LeetCode has become a filter, not the final test. Companies know everyone grinds the classics. So they are shifting to newer, harder, and more original problems that test genuine problem-solving under pressure instead of pattern recall.

Our catalog rewards white-box thinking. Problems are selected to force genuine reasoning under pressure: no pattern to match, no shortcut to memorize. The struggle is intentional. The growth is real.

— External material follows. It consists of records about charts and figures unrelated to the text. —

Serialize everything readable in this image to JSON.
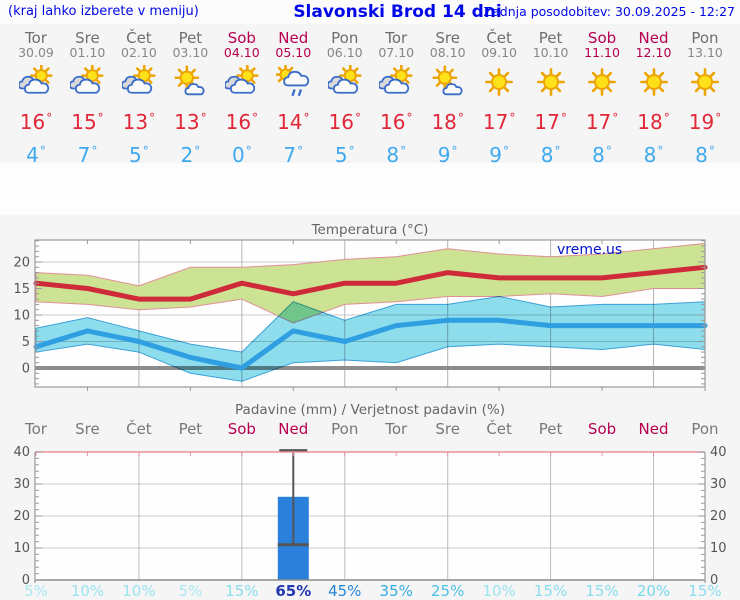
{
  "header": {
    "left_note": "(kraj lahko izberete v meniju)",
    "title": "Slavonski Brod 14 dni",
    "updated": "Zadnja posodobitev: 30.09.2025 - 12:27"
  },
  "degree_symbol": "°",
  "forecast_days": [
    {
      "day": "Tor",
      "date": "30.09",
      "weekend": false,
      "icon": "partly-cloudy",
      "high": "16",
      "low": "4"
    },
    {
      "day": "Sre",
      "date": "01.10",
      "weekend": false,
      "icon": "partly-cloudy",
      "high": "15",
      "low": "7"
    },
    {
      "day": "Čet",
      "date": "02.10",
      "weekend": false,
      "icon": "partly-cloudy",
      "high": "13",
      "low": "5"
    },
    {
      "day": "Pet",
      "date": "03.10",
      "weekend": false,
      "icon": "mostly-sunny",
      "high": "13",
      "low": "2"
    },
    {
      "day": "Sob",
      "date": "04.10",
      "weekend": true,
      "icon": "partly-cloudy",
      "high": "16",
      "low": "0"
    },
    {
      "day": "Ned",
      "date": "05.10",
      "weekend": true,
      "icon": "rain-showers",
      "high": "14",
      "low": "7"
    },
    {
      "day": "Pon",
      "date": "06.10",
      "weekend": false,
      "icon": "partly-cloudy",
      "high": "16",
      "low": "5"
    },
    {
      "day": "Tor",
      "date": "07.10",
      "weekend": false,
      "icon": "partly-cloudy",
      "high": "16",
      "low": "8"
    },
    {
      "day": "Sre",
      "date": "08.10",
      "weekend": false,
      "icon": "mostly-sunny",
      "high": "18",
      "low": "9"
    },
    {
      "day": "Čet",
      "date": "09.10",
      "weekend": false,
      "icon": "sunny",
      "high": "17",
      "low": "9"
    },
    {
      "day": "Pet",
      "date": "10.10",
      "weekend": false,
      "icon": "sunny",
      "high": "17",
      "low": "8"
    },
    {
      "day": "Sob",
      "date": "11.10",
      "weekend": true,
      "icon": "sunny",
      "high": "17",
      "low": "8"
    },
    {
      "day": "Ned",
      "date": "12.10",
      "weekend": true,
      "icon": "sunny",
      "high": "18",
      "low": "8"
    },
    {
      "day": "Pon",
      "date": "13.10",
      "weekend": false,
      "icon": "sunny",
      "high": "19",
      "low": "8"
    }
  ],
  "chart_data": [
    {
      "type": "line",
      "title": "Temperatura (°C)",
      "watermark": "vreme.us",
      "categories": [
        "Tor",
        "Sre",
        "Čet",
        "Pet",
        "Sob",
        "Ned",
        "Pon",
        "Tor",
        "Sre",
        "Čet",
        "Pet",
        "Sob",
        "Ned",
        "Pon"
      ],
      "yticks": [
        0,
        5,
        10,
        15,
        20
      ],
      "ylim": [
        -3.6,
        24.2
      ],
      "grid": true,
      "zero_line": true,
      "series": [
        {
          "name": "max-temperature",
          "color": "#cf2a3a",
          "values": [
            16,
            15,
            13,
            13,
            16,
            14,
            16,
            16,
            18,
            17,
            17,
            17,
            18,
            19
          ]
        },
        {
          "name": "min-temperature",
          "color": "#2f9fe2",
          "values": [
            4,
            7,
            5,
            2,
            0,
            7,
            5,
            8,
            9,
            9,
            8,
            8,
            8,
            8
          ]
        }
      ],
      "bands": [
        {
          "name": "max-uncertainty-band",
          "fill": "#cde394",
          "edge": "#e09095",
          "high": [
            18,
            17.5,
            15.5,
            19,
            19,
            19.5,
            20.5,
            21,
            22.5,
            21.5,
            21,
            21.5,
            22.5,
            23.5
          ],
          "low": [
            12.5,
            12,
            11,
            11.5,
            13,
            8.5,
            12,
            12.5,
            13.5,
            13.5,
            14,
            13.5,
            15,
            15
          ]
        },
        {
          "name": "min-uncertainty-band",
          "fill": "#8edeee",
          "edge": "#3aa2da",
          "high": [
            7.5,
            9.5,
            7,
            4.5,
            3,
            12.5,
            9,
            12,
            12,
            13.5,
            11.5,
            12,
            12,
            12.5
          ],
          "low": [
            3,
            4.5,
            3,
            -1,
            -2.5,
            1,
            1.5,
            1,
            4,
            4.5,
            4,
            3.5,
            4.5,
            3.5
          ]
        }
      ]
    },
    {
      "type": "bar",
      "title": "Padavine (mm) / Verjetnost padavin (%)",
      "categories": [
        "Tor",
        "Sre",
        "Čet",
        "Pet",
        "Sob",
        "Ned",
        "Pon",
        "Tor",
        "Sre",
        "Čet",
        "Pet",
        "Sob",
        "Ned",
        "Pon"
      ],
      "weekend_flags": [
        false,
        false,
        false,
        false,
        true,
        true,
        false,
        false,
        false,
        false,
        false,
        true,
        true,
        false
      ],
      "yticks": [
        0,
        10,
        20,
        30,
        40
      ],
      "ylim": [
        0,
        40
      ],
      "bar_color": "#2b80dc",
      "values": [
        0,
        0,
        0,
        0,
        0,
        26,
        0,
        0,
        0,
        0,
        0,
        0,
        0,
        0
      ],
      "error_bars": [
        {
          "index": 5,
          "low": 11,
          "high": 40.5
        }
      ],
      "probabilities": [
        "5%",
        "10%",
        "10%",
        "5%",
        "15%",
        "65%",
        "45%",
        "35%",
        "25%",
        "10%",
        "15%",
        "15%",
        "20%",
        "15%"
      ],
      "probability_colors": {
        "5%": "#abe9f3",
        "10%": "#9ae4f0",
        "15%": "#88deee",
        "20%": "#77d7ec",
        "25%": "#4cc1e7",
        "35%": "#35ace2",
        "45%": "#2585d8",
        "65%": "#2137b0"
      }
    }
  ],
  "colors": {
    "header_text": "#0008e8",
    "weekend": "#b80050",
    "weekday": "#6e6e6e",
    "high_temp": "#e22739",
    "low_temp": "#3fa9f0",
    "zero_line": "#8c8c8c",
    "whisker": "#555555"
  }
}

White-box thinking works because learning via synthesis is categorically stronger than learning through pattern recognition. When you absorb a solution by recognizing its surface shape, you build a lookup table. When you derive it by reasoning from constraints, you build a mental model.

Lookup tables fail the moment a problem deviates from a known template. Mental models transfer. They adapt. They compound. This is why competitive programmers who have never seen a specific interview problem routinely outperform candidates who have drilled it: they can reconstruct the answer from first principles in real time.

Pattern memorization also decays. Knowledge built through synthesis does not. You stop needing to re-prep from scratch because the underlying intuition stays with you. The goal of WhiteBox is not to get you to pass your next interview. It is to make you the kind of engineer who never needs to cram again.

How WhiteBox Changes the Landscape

  • Real interview problems that actually matter right now.
  • A DSA roadmap built for deep understanding, not volume. Flexible, non-linear, zero filler.
  • Problems that force creative thinking and metacognition.
  • A rating system and community that reflect real engineering skill.
  • Tools like Tsuki AI that guide you toward independent thinking instead of handing you answers.

We do not want you to feel like you are learning.
We want you to actually get better: measurably, verifiably, and faster than the old way.